The global health body has raised an alarm for the emergency department at Gaza's largest hospital that has been devastated by the Israeli bombardments, describing it as "bloodbath" that is "in need of resuscitation".
World Health Organization's alarm for Al-Shifa hospital comes amid an Israeli ground operation into the Gaza strip that aims to neutralise the Hamas group that had launched a massive attack in October.
A WHO team that delivered medical supplies to the hospital yesterday described the emergency department as "bloodbath", the organisation said in a statement.
It said tens of thousands of displaced people have taken shelter in the hospital building and grounds, and there is "severe shortage" of drinking water and food. The department had hundreds of patients and new ones kept arriving every minute. "Patients with trauma injuries were being sutured on the floor and no pain management is available," it said.
The WHO said Al-Shifa is functioning at a minimal scale with very few staff. The situation isn't better at Al Awda and Al Sahaba Medical Complex, and Al-Ahli Arab is the only "partially functioning" hospital in entire north Gaza. The blockaded strip had 24 operational health facilities before the war.

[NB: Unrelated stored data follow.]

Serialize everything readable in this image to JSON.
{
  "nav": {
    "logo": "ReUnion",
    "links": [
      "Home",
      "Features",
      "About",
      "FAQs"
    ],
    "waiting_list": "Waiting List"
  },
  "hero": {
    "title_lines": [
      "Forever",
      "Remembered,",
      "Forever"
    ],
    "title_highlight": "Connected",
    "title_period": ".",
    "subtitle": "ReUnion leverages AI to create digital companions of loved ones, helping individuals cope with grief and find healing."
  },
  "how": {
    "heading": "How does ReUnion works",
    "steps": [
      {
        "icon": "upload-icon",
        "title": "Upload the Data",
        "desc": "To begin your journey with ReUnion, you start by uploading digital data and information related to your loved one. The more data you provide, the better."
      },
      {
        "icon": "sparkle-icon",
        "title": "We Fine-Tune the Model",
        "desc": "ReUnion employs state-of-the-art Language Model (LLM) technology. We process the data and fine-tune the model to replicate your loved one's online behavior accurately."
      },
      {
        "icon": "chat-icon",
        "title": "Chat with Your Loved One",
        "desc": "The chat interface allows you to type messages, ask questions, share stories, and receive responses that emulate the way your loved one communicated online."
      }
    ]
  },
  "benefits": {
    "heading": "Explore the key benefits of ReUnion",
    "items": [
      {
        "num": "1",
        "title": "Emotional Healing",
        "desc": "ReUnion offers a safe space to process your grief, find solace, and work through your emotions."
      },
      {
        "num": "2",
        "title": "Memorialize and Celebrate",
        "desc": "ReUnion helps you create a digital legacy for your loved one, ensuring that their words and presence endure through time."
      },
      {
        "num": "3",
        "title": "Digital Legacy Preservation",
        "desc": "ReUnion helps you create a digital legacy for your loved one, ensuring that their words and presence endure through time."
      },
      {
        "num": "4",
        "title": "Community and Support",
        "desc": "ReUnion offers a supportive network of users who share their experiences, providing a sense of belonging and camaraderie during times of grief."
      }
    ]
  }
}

Those critical are being transferred to Al-Ahli Arab Hospital for surgeries as operation theatres are not working due to a lack of oxygen and supplies.
"Once the most important and largest referral hospital in Gaza, Al-Shifa now houses only a handful of doctors and a few nurses, together with 70 volunteers, working under what WHO staff described as "unbelievably challenging circumstances" and calling it a "hospital in need of resuscitation"," the WHO posted on X.
Currently, only 30 patients at the hospital can receive dialysis daily.
The Al-Shifa hospital will be reinforced in the coming weeks so it can resume basic services, the WHO has said.
"Up to 20 operating theatres in the hospital, as well as post-operative care services, can be activated if provided with regular supplies of fuel, oxygen, medicines, food, and water," it said.
Israeli bombardments have affected all health infrastructure in the Gaza strip with the country accusing the Palestinian Hamas group of running a command centre below the hospital. Officials at the hospital had denied such claims.
The Israeli counterattack began following Hamas's October 7's terror attack on Israeli territory that led to 1,140 deaths, mostly civilians, while more than 200 hostages were taken across the Gaza border. The death count on Gaza side has crossed 18,800, mostly comprising women and children.